LA PAGE HISTOIRE de Jean Sévillia
Pourquoi le rêve démocratique de 1789 a-t-il débouché en 1793 sur la dictature d’une minorité et un régime de Terreur ?
Des massacres de septembre 1792 à la loi de juin 1794 instituant la Grande Terreur, la France a vécu deux années de violence extrême, gouvernée par une minorité qui s’appuyait sur la rue. Pourquoi est-on passé de l’espérance démocratique de 1789 à la dictature de 1793 ? Le sang qui a coulé dès juillet 1789 ne relevait-il pas déjà de la Terreur ? Cette dernière s’est-elle close avec la chute de Robespierre à l’été 1794 ? Où classer, alors, les poussées de fièvre du Directoire, jusqu’en 1799 ? Peut-on, en définitive, démêler la Révolution de la Terreur ?
Répondant à ces questions, Timothy Tackett, professeur à l’université de Californie, décrit le processus révolutionnaire dans un ouvrage qui recourt à des correspondances inédites à partir desquelles est resti- tuée la vision des acteurs de l’époque (1). Dans la grande querelle entre les spécialistes qui expliquent la Terreur par l’idéologie et le mécanisme révolutionnaires et ceux qui y voient un enchaînement de circonstances, Tackett se situe du deuxième côté, mais, contrairement à tant d’autres, sans absoudre l’inexcusable. D’après l’historien américain, c’est tout à la fois la guerre intérieure et extérieure, mais aussi le poids des rumeurs ou la paranoïa du Comité de salut public, qui voyait des complots partout, qui ont déchaîné les forces ayant ensanglanté le pays au prix de 40 000 victimes, guerres de Vendée non comprises.

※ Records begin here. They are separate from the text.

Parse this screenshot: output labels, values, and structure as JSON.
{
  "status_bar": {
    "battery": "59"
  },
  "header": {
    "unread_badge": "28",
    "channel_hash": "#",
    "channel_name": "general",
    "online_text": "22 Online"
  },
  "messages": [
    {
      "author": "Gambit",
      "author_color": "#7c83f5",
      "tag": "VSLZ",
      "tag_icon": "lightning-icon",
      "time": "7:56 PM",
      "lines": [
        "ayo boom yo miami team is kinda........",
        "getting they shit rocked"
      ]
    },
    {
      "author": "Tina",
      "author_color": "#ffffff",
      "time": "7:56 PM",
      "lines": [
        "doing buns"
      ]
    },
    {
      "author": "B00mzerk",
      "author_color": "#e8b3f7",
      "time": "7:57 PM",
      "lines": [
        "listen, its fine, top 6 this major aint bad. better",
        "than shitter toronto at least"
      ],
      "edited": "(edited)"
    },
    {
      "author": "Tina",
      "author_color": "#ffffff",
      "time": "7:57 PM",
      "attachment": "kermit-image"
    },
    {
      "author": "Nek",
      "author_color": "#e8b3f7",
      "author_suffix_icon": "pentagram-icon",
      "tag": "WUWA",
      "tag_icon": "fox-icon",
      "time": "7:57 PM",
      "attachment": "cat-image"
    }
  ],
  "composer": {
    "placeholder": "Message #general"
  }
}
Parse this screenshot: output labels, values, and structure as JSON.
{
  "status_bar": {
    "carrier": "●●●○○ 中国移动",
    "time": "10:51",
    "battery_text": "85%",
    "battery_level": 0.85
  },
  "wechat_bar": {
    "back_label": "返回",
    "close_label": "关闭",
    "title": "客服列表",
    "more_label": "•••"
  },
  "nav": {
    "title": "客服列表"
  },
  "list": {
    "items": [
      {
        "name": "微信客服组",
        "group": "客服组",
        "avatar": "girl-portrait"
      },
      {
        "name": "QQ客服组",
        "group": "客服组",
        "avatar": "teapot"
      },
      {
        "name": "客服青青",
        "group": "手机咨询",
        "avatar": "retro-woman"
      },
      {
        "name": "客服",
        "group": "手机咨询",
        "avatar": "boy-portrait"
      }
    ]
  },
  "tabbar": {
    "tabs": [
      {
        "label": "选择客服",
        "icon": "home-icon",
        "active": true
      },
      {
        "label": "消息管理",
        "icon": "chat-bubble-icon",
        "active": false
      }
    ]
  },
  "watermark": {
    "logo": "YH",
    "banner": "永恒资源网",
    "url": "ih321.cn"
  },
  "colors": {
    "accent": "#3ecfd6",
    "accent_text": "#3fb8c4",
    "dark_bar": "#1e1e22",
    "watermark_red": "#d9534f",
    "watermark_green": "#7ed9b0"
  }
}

En 1978, dans Penser la Révolution française, François Furet avait ressuscité la figure d’un historien – tué au front en 1916 – qui n’était plus guère lu : Augustin Cochin. Ses écrits, réédités à cette occasion, n’étaient plus disponibles. Saluons donc ce précieux volume précédé d’une savoureuse préface de Patrice Gueniffey et d’une utile introduction à l’oeuvre de Cochin par Denis Sureau (2). Autant historien que sociologue, Cochin avait montré que les clubs révolutionnaires, ancêtres des partis contemporains, avaient introduit dans le jeu politique des structures qui, derrière le paravent de la liberté de pensée, dissimulaient la soumission de l’individu à une autorité inavouée et à des idées préfabriquées. Une pensée critique et forte sur les origines de la démocratie moderne.
(1) Anatomie de la Terreur, de Timothy Tackett, Seuil, 480 p., 26 €. (2) La Machine révolutionnaire, d’Augustin Cochin, préface de Patrice Gueniffey, Tallandier, 686 p., 29,90 €.